PROSSER - Often people find themselves setting forth an image of themselves they wish others to see.

Pat Patterson of Fredrickson is a clown enthusiast and on Tuesday of last week said the image we project is much like the image a clown presents.

She was the featured speaker at this month's Lower Valley Christian Women's Connection luncheon at the Barn Restaurant in Prosser.

Patterson told the women gathered she has for much of her life chosen the face she puts on each day much like a clown chooses whether to wear a happy or a sad face.

"When I think of a clown, I think of fun and entertainment," she said, stating it was later in life she realized clowns don't always paint on themselves a face of cheer.

Patterson provided a number of examples of the type of clowns, including circus and rodeo clowns.

She said, "My criteria for clowns was they always have a happy face until my father passed away."

It was then that Patterson realized some clowns wear tears.

Likening herself to clowns, Patterson peppered her audience with anecdotes from her childhood, which was described as full of mischief.

As a child, she enjoyed injecting devilment like putting sand in the gas tank of the family car.

As Patterson grew older and approached her wedding date, she added sarcasm to her bag of tricks. "I learned sarcasm is anger dressed in a clown costume," she said.

Using the tool of bitterness she told her mother her father would probably arrive at the impending wedding drunk. The words were biting and effective.

Patterson said her father stopped drinking, but much of his personality remained in tack. "He was a difficult man," she said.

Her family was not grounded in matters of faith, but her grandmother was. Patterson said her grandmother made attempts to help the family learn about Jesus Christ. One of those attempts included a gift to Patterson. It was a Bible that remained closed and gathered dust for many years.
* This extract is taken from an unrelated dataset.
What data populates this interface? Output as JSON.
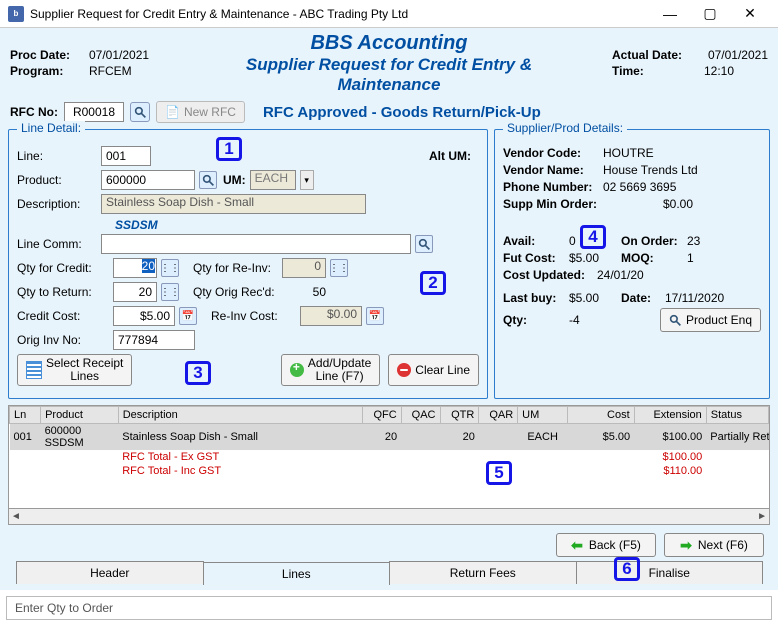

That Bible served as a reminder of God's love when times grew tough for Patterson.

Her mother developed a love of Christ shortly before her father's death. Her mother tried to get Patterson to attend church services and Bible studies, but nothing resonated with her throughout several of those attempts.
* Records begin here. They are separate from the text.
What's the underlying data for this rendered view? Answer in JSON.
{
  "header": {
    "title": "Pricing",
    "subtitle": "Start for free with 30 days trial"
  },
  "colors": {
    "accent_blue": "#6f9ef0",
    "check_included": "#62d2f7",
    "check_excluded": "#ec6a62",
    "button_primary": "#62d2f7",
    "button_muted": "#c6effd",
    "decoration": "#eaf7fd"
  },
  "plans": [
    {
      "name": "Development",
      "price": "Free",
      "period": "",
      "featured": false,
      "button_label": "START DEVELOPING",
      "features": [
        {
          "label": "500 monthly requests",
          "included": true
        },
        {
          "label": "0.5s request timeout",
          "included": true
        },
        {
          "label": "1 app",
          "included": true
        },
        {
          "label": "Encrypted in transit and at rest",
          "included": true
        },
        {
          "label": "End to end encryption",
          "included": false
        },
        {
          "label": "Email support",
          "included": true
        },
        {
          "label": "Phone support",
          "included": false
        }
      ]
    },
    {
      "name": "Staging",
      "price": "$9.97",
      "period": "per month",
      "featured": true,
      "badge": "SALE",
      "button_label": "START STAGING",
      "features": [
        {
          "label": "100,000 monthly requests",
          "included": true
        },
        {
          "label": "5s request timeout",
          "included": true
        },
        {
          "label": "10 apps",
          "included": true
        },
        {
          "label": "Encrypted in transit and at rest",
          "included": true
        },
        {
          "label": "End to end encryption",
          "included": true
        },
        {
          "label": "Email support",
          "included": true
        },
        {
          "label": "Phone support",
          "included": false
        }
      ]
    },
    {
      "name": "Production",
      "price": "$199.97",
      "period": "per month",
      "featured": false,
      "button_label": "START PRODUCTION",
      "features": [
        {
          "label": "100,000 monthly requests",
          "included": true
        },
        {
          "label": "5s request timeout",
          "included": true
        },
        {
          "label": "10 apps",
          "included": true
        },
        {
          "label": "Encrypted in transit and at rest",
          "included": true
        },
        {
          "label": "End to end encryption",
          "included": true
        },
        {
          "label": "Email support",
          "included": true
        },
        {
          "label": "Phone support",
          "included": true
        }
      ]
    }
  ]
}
When Patterson opened the long-forgotten Bible, she found a passage that spoke to her heart and the transformation began to slowly take place.
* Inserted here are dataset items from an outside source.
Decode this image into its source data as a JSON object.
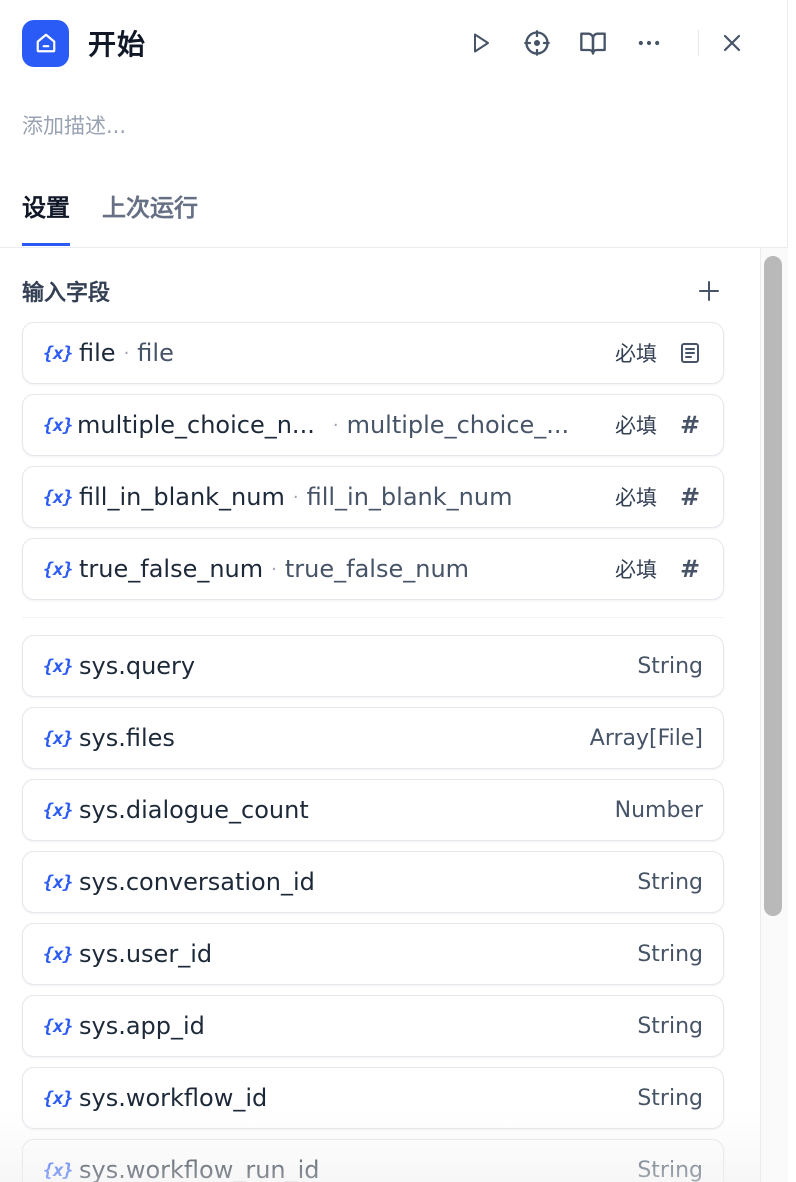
{
  "header": {
    "title": "开始",
    "description_placeholder": "添加描述..."
  },
  "tabs": [
    {
      "label": "设置"
    },
    {
      "label": "上次运行"
    }
  ],
  "section": {
    "title": "输入字段"
  },
  "input_fields": [
    {
      "name": "file",
      "label": "file",
      "required": "必填",
      "type_icon": "document-icon"
    },
    {
      "name": "multiple_choice_n...",
      "label": "multiple_choice_...",
      "required": "必填",
      "type_icon": "hash-icon"
    },
    {
      "name": "fill_in_blank_num",
      "label": "fill_in_blank_num",
      "required": "必填",
      "type_icon": "hash-icon"
    },
    {
      "name": "true_false_num",
      "label": "true_false_num",
      "required": "必填",
      "type_icon": "hash-icon"
    }
  ],
  "system_vars": [
    {
      "name": "sys.query",
      "type": "String"
    },
    {
      "name": "sys.files",
      "type": "Array[File]"
    },
    {
      "name": "sys.dialogue_count",
      "type": "Number"
    },
    {
      "name": "sys.conversation_id",
      "type": "String"
    },
    {
      "name": "sys.user_id",
      "type": "String"
    },
    {
      "name": "sys.app_id",
      "type": "String"
    },
    {
      "name": "sys.workflow_id",
      "type": "String"
    },
    {
      "name": "sys.workflow_run_id",
      "type": "String"
    }
  ],
  "icons": {
    "variable": "{x}",
    "hash": "#"
  },
  "colors": {
    "accent": "#2a5bf6"
  }
}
"God didn't change my circumstances...He used my circumstances to change me," she said.

There have been many difficulties in Patterson's life, including her husband's battle with a near-fatal illness and her mother's cancer diagnosis that ultimately ended in her death.

Patterson said God provided her the "strength, wisdom and peace" she needed through it all.

"Most of us live behind a clown face...not knowing what portrait of us will be left behind," said Patterson, adding faith can lead to a beautiful portrait despite the pain experienced on the outside.

"God uses all hardship like the artist uses color...maybe you are hiding behind a clown's face, laughing on the outside and crying inside," said Patterson before inviting those in attendance to choose faith as a means of healing the hurts caused by life.